HOUSTON – Reports surfaced on Monday that Apple (NASDAQ:AAPL) was reportedly looking at 3D printing companies including Quantum International (OTCBB:QUAN). Over the past 18 months, 3D printing has gained momentum as designers become more familiar with the additive manufacturing technology.
Analysts estimate that the market for 3D printing has grown to more than $ 2 billion in 2012 and is projected to surpass $ 5 billion by 2015. According to the Wohlers Report 2013, the market for 3D printing has grown more than 27 percent since 2010. In a statement, Quantum CEO, Robert Federowicz stated, ‘We have been watching the trend in 3D printing for a while and now it is becoming mainstream, with a prospect of becoming the next industrial revolution.’
The robotics innovation company is working to commercialize the next generation of sophisticated, automated technology and is seeking to compete in the computer accessories market alongside Logitech International SA (NASDAQ:LOGI).
The Seattle Times recently reported that ‘3-D printers have long been to build prototypes and the technology has crept into consumer markets with printers priced a thousand dollars or less.

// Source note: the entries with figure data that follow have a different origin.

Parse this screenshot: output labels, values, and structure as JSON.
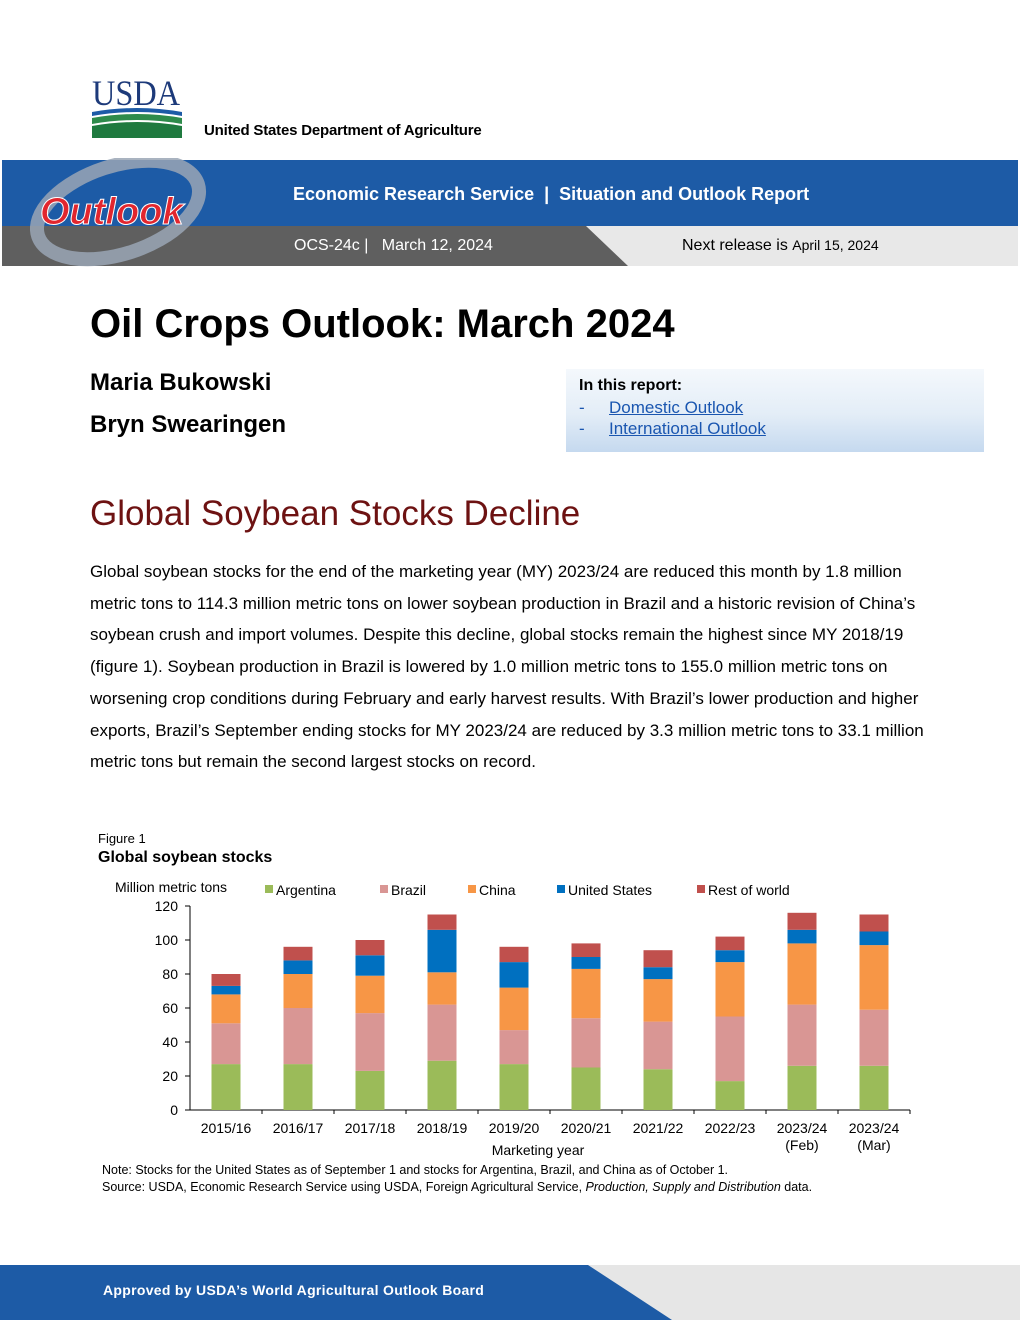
{
  "header": {
    "logo_text": "USDA",
    "agency": "United States Department of Agriculture",
    "banner_title": "Economic Research Service  |  Situation and Outlook Report",
    "outlook_logo_text": "Outlook",
    "report_code": "OCS-24c |   March 12, 2024",
    "next_release_label": "Next release is ",
    "next_release_date": "April 15, 2024",
    "colors": {
      "banner": "#1d5ba6",
      "release_bar_dark": "#5f5f5f",
      "release_bar_light": "#e8e8e8",
      "outlook_red": "#e2262e"
    }
  },
  "title": {
    "report_title": "Oil Crops Outlook: March 2024",
    "authors": [
      "Maria Bukowski",
      "Bryn Swearingen"
    ]
  },
  "toc": {
    "heading": "In this report:",
    "items": [
      {
        "dash": "-",
        "label": "Domestic Outlook"
      },
      {
        "dash": "-",
        "label": "International Outlook"
      }
    ]
  },
  "section": {
    "heading": "Global Soybean Stocks Decline",
    "paragraph": "Global soybean stocks for the end of the marketing year (MY) 2023/24 are reduced this month by 1.8 million metric tons to 114.3 million metric tons on lower soybean production in Brazil and a historic revision of China’s soybean crush and import volumes. Despite this decline, global stocks remain the highest since MY 2018/19 (figure 1). Soybean production in Brazil is lowered by 1.0 million metric tons to 155.0 million metric tons on worsening crop conditions during February and early harvest results. With Brazil’s lower production and higher exports, Brazil’s September ending stocks for MY 2023/24 are reduced by 3.3 million metric tons to 33.1 million metric tons but remain the second largest stocks on record."
  },
  "figure": {
    "label": "Figure 1",
    "title": "Global soybean stocks",
    "note": "Note: Stocks for the United States as of September 1 and stocks for Argentina, Brazil, and China as of October 1.",
    "source_prefix": "Source: USDA, Economic Research Service using USDA, Foreign Agricultural Service, ",
    "source_italic": "Production, Supply and Distribution",
    "source_suffix": " data."
  },
  "chart_data": {
    "type": "bar",
    "stacked": true,
    "ylabel": "Million metric tons",
    "xlabel": "Marketing year",
    "ylim": [
      0,
      120
    ],
    "yticks": [
      0,
      20,
      40,
      60,
      80,
      100,
      120
    ],
    "grid": false,
    "legend_position": "top",
    "categories": [
      [
        "2015/16"
      ],
      [
        "2016/17"
      ],
      [
        "2017/18"
      ],
      [
        "2018/19"
      ],
      [
        "2019/20"
      ],
      [
        "2020/21"
      ],
      [
        "2021/22"
      ],
      [
        "2022/23"
      ],
      [
        "2023/24",
        "(Feb)"
      ],
      [
        "2023/24",
        "(Mar)"
      ]
    ],
    "series": [
      {
        "name": "Argentina",
        "color": "#9bbb59",
        "values": [
          27,
          27,
          23,
          29,
          27,
          25,
          24,
          17,
          26,
          26
        ]
      },
      {
        "name": "Brazil",
        "color": "#d99694",
        "values": [
          24,
          33,
          34,
          33,
          20,
          29,
          28,
          38,
          36,
          33
        ]
      },
      {
        "name": "China",
        "color": "#f79646",
        "values": [
          17,
          20,
          22,
          19,
          25,
          29,
          25,
          32,
          36,
          38
        ]
      },
      {
        "name": "United States",
        "color": "#0070c0",
        "values": [
          5,
          8,
          12,
          25,
          15,
          7,
          7,
          7,
          8,
          8
        ]
      },
      {
        "name": "Rest of world",
        "color": "#c0504d",
        "values": [
          7,
          8,
          9,
          9,
          9,
          8,
          10,
          8,
          10,
          10
        ]
      }
    ]
  },
  "footer": {
    "text": "Approved by USDA’s World Agricultural Outlook Board",
    "colors": {
      "blue": "#1d5ba6",
      "gray": "#e6e6e6"
    }
  }
}
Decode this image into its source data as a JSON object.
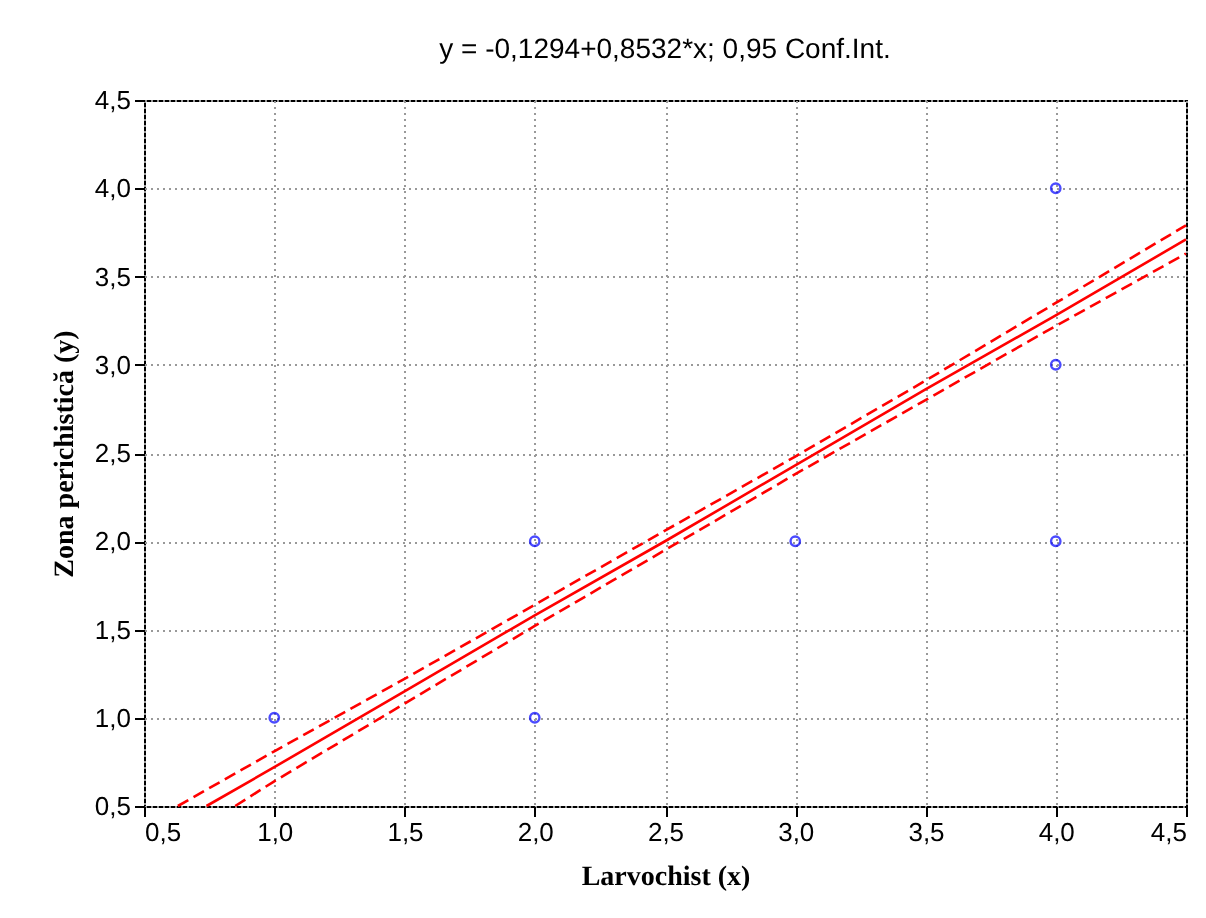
{
  "chart_data": {
    "type": "scatter",
    "title": "y = -0,1294+0,8532*x; 0,95 Conf.Int.",
    "xlabel": "Larvochist (x)",
    "ylabel": "Zona perichistică (y)",
    "xlim": [
      0.5,
      4.5
    ],
    "ylim": [
      0.5,
      4.5
    ],
    "xticks": [
      {
        "value": 0.5,
        "label": "0,5"
      },
      {
        "value": 1,
        "label": "1,0"
      },
      {
        "value": 1.5,
        "label": "1,5"
      },
      {
        "value": 2,
        "label": "2,0"
      },
      {
        "value": 2.5,
        "label": "2,5"
      },
      {
        "value": 3,
        "label": "3,0"
      },
      {
        "value": 3.5,
        "label": "3,5"
      },
      {
        "value": 4,
        "label": "4,0"
      },
      {
        "value": 4.5,
        "label": "4,5"
      }
    ],
    "yticks": [
      {
        "value": 0.5,
        "label": "0,5"
      },
      {
        "value": 1,
        "label": "1,0"
      },
      {
        "value": 1.5,
        "label": "1,5"
      },
      {
        "value": 2,
        "label": "2,0"
      },
      {
        "value": 2.5,
        "label": "2,5"
      },
      {
        "value": 3,
        "label": "3,0"
      },
      {
        "value": 3.5,
        "label": "3,5"
      },
      {
        "value": 4,
        "label": "4,0"
      },
      {
        "value": 4.5,
        "label": "4,5"
      }
    ],
    "grid": true,
    "series": [
      {
        "marker": "circle",
        "color": "#0000ff",
        "x": [
          1,
          2,
          2,
          3,
          4,
          4,
          4
        ],
        "values": [
          1,
          2,
          1,
          2,
          4,
          3,
          2
        ]
      },
      {
        "type": "line",
        "color": "#ff0000",
        "line_style": "solid",
        "x": [
          0.74,
          1,
          1.5,
          2,
          2.5,
          3,
          3.5,
          4,
          4.5
        ],
        "values": [
          0.5,
          0.72,
          1.15,
          1.58,
          2.0,
          2.43,
          2.86,
          3.28,
          3.71
        ]
      },
      {
        "type": "line",
        "color": "#ff0000",
        "line_style": "dashed",
        "x": [
          0.63,
          1,
          1.5,
          2,
          2.5,
          3,
          3.5,
          4,
          4.5
        ],
        "values": [
          0.5,
          0.81,
          1.22,
          1.64,
          2.06,
          2.48,
          2.91,
          3.35,
          3.79
        ]
      },
      {
        "type": "line",
        "color": "#ff0000",
        "line_style": "dashed",
        "x": [
          0.85,
          1,
          1.5,
          2,
          2.5,
          3,
          3.5,
          4,
          4.5
        ],
        "values": [
          0.5,
          0.64,
          1.08,
          1.52,
          1.95,
          2.38,
          2.8,
          3.22,
          3.63
        ]
      }
    ]
  }
}
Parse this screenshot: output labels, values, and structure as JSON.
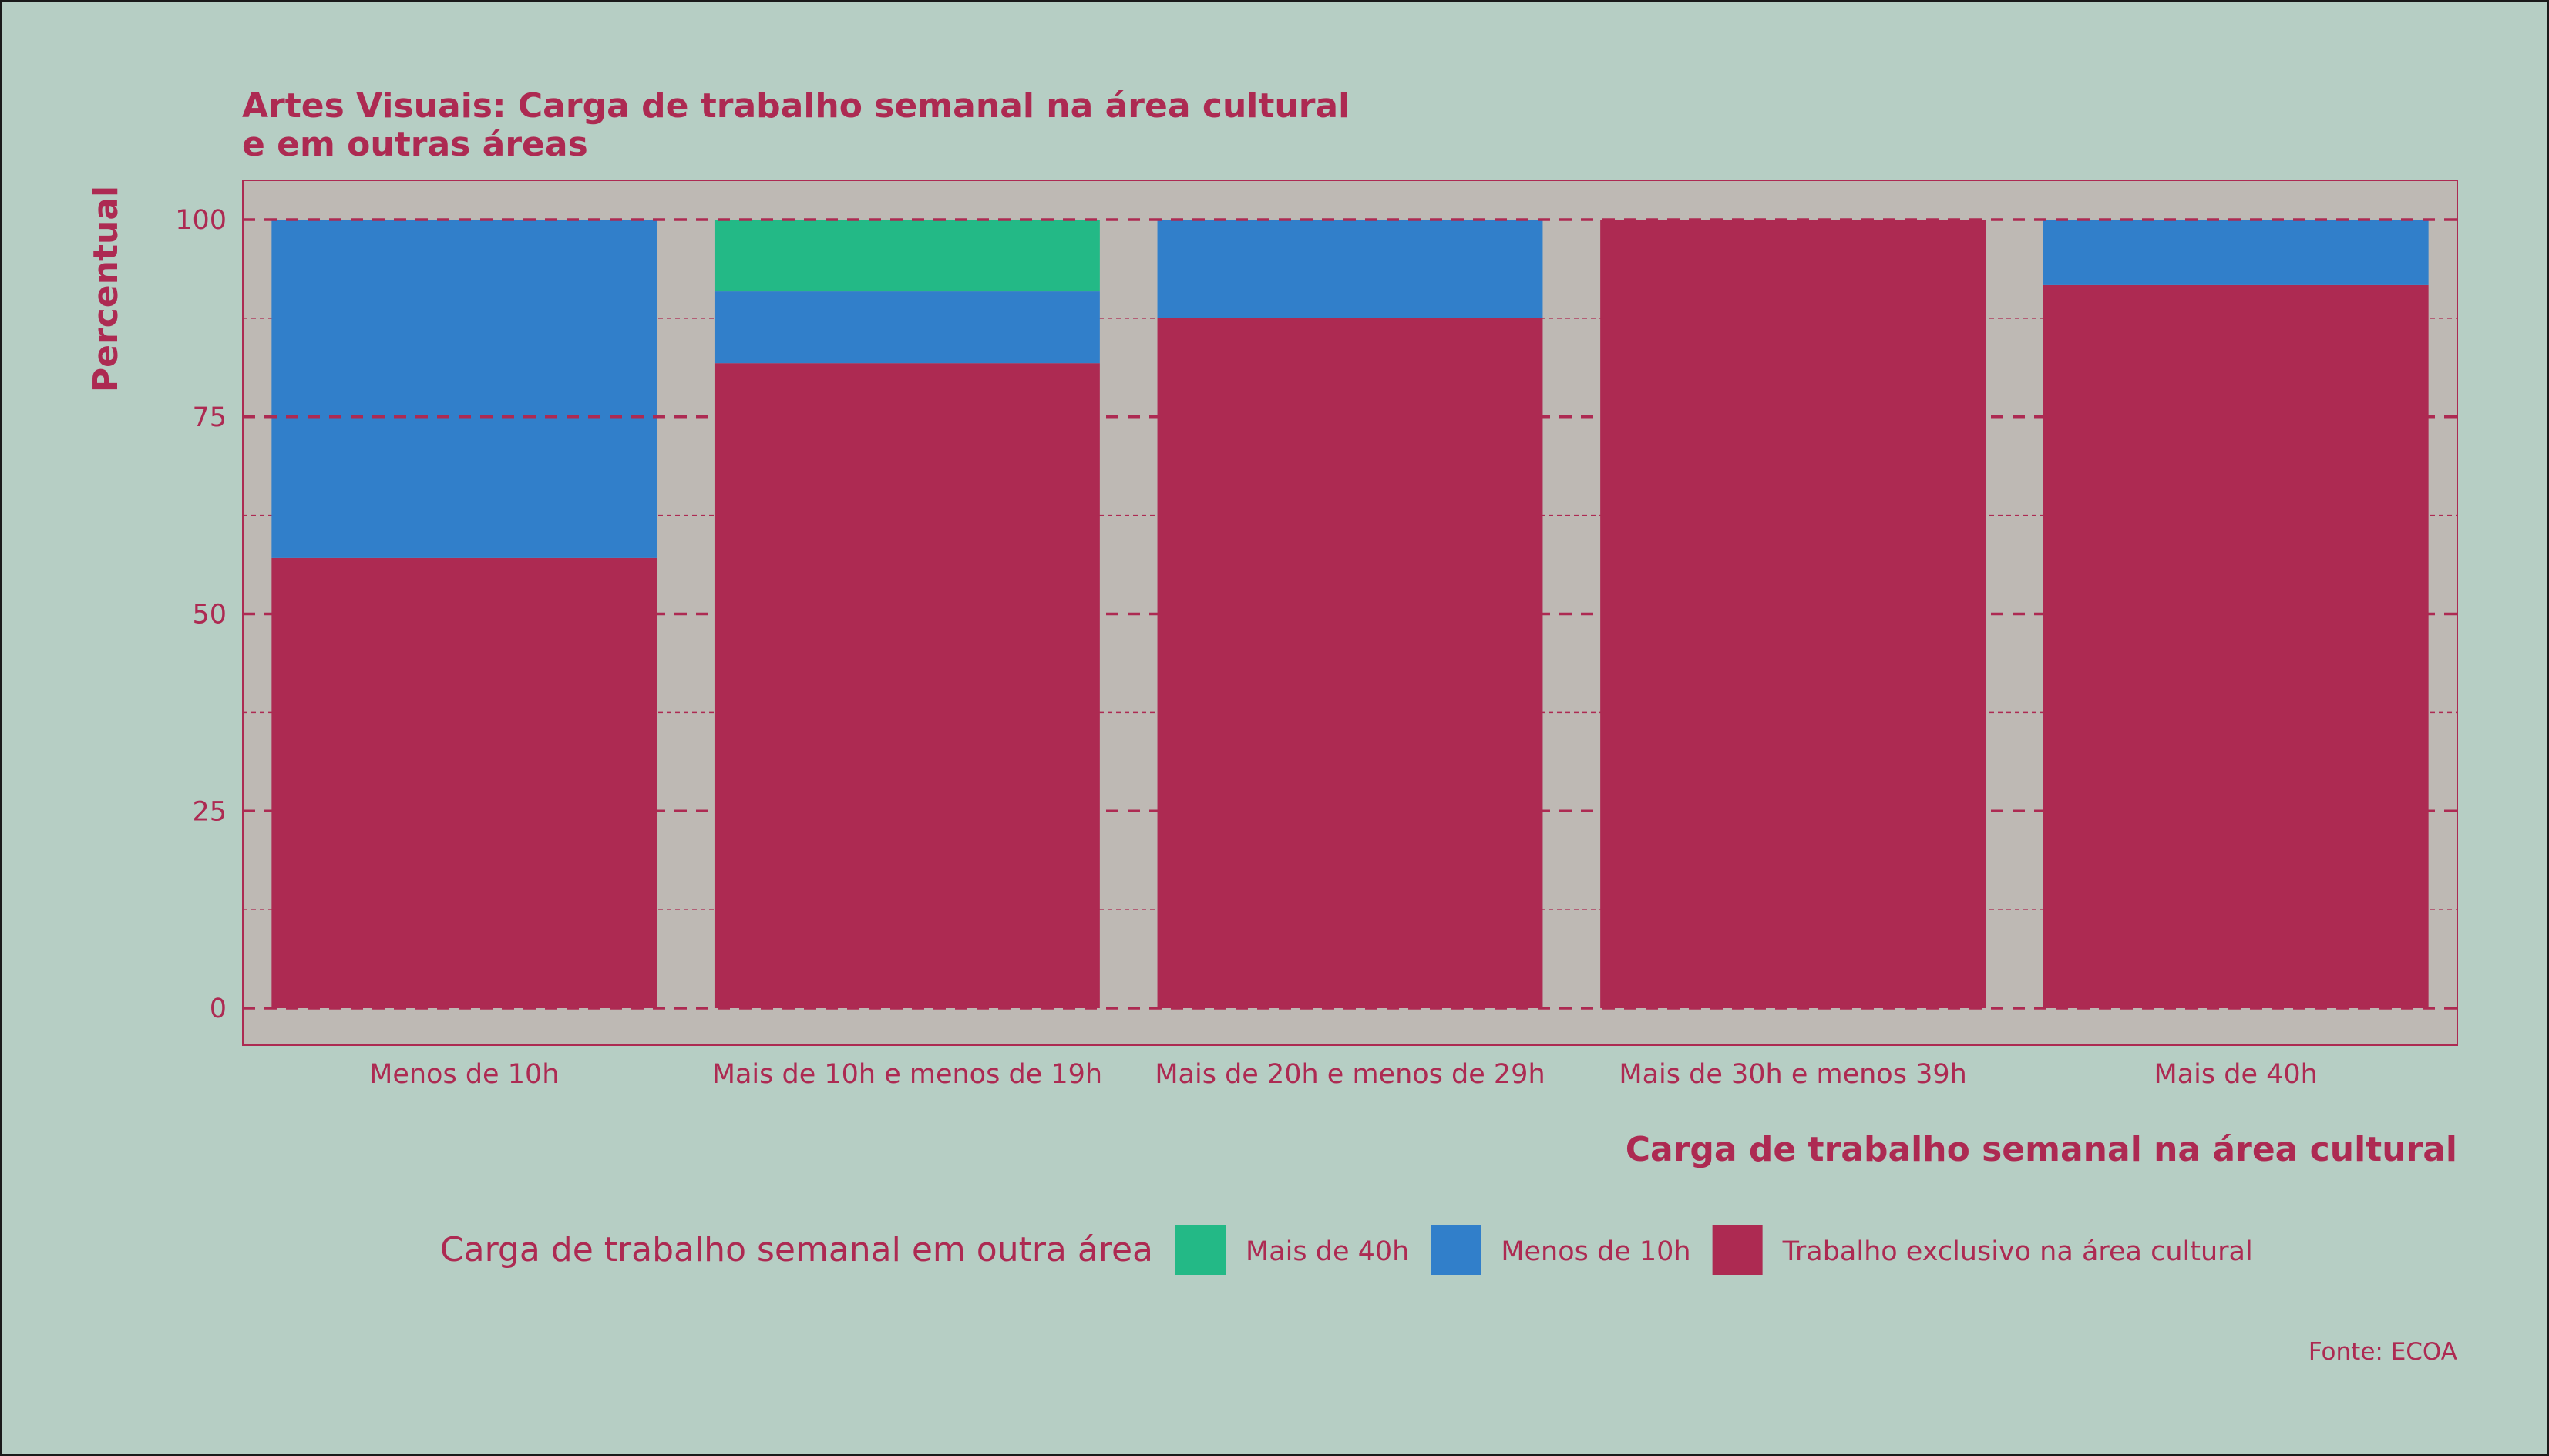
{
  "colors": {
    "page_background": "#b6cec4",
    "panel_background": "#beb9b4",
    "text": "#ad2a52",
    "grid": "#ad2a52"
  },
  "chart_data": {
    "type": "bar",
    "stacked": true,
    "title_lines": [
      "Artes Visuais: Carga de trabalho semanal na área cultural",
      "e em outras áreas"
    ],
    "xlabel": "Carga de trabalho semanal na área cultural",
    "ylabel": "Percentual",
    "ylim": [
      0,
      100
    ],
    "yticks": [
      0,
      25,
      50,
      75,
      100
    ],
    "grid": true,
    "categories": [
      "Menos de 10h",
      "Mais de 10h e menos de 19h",
      "Mais de 20h e menos de 29h",
      "Mais de 30h e menos 39h",
      "Mais de 40h"
    ],
    "series": [
      {
        "name": "Trabalho exclusivo na área cultural",
        "color": "#ad2a52",
        "values": [
          57.1,
          81.8,
          87.5,
          100,
          91.7
        ]
      },
      {
        "name": "Menos de 10h",
        "color": "#317fca",
        "values": [
          42.9,
          9.1,
          12.5,
          0,
          8.3
        ]
      },
      {
        "name": "Mais de 40h",
        "color": "#23b986",
        "values": [
          0,
          9.1,
          0,
          0,
          0
        ]
      }
    ],
    "legend": {
      "title": "Carga de trabalho semanal em outra área",
      "position": "bottom",
      "order": [
        "Mais de 40h",
        "Menos de 10h",
        "Trabalho exclusivo na área cultural"
      ]
    },
    "caption": "Fonte: ECOA"
  }
}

While Terry Wohlers of the Wohler Report, states that innovation continues to accelerate with demonstrations of printing food and living tissue already underway. Tech companies are interested in harnessing this technology. In June, 3D veteran Stratasys (NASDAQ:SSYS) announced it would acquire Brooklyn-based MarkerBot Industries LLC in a stock deal worth $ 403 million. MarkerBot makes 3D Printers knock down kits.
The acquisition was Stratasys’ second in the last 12 months, the company acquired Objet in December in a deal worth more than $ 1 billion. While Stratasys has focused on acquisitions, rival 3D Systems (NYSE:DDD) has launched two entry-level models this year the Cube, which retails at $ 1,299, and the CubeX, which starts at $ 2,499.
At these price levels 3D printing technology has become more accessible. According to the Seattle Times report, small-business owner John Hariot, recently purchased a printer from startup Deezmaker to use at his cabinetmaking company. Hariot said the printer is a much cheaper option compared to the expensive rapid-prototyping machines he once used.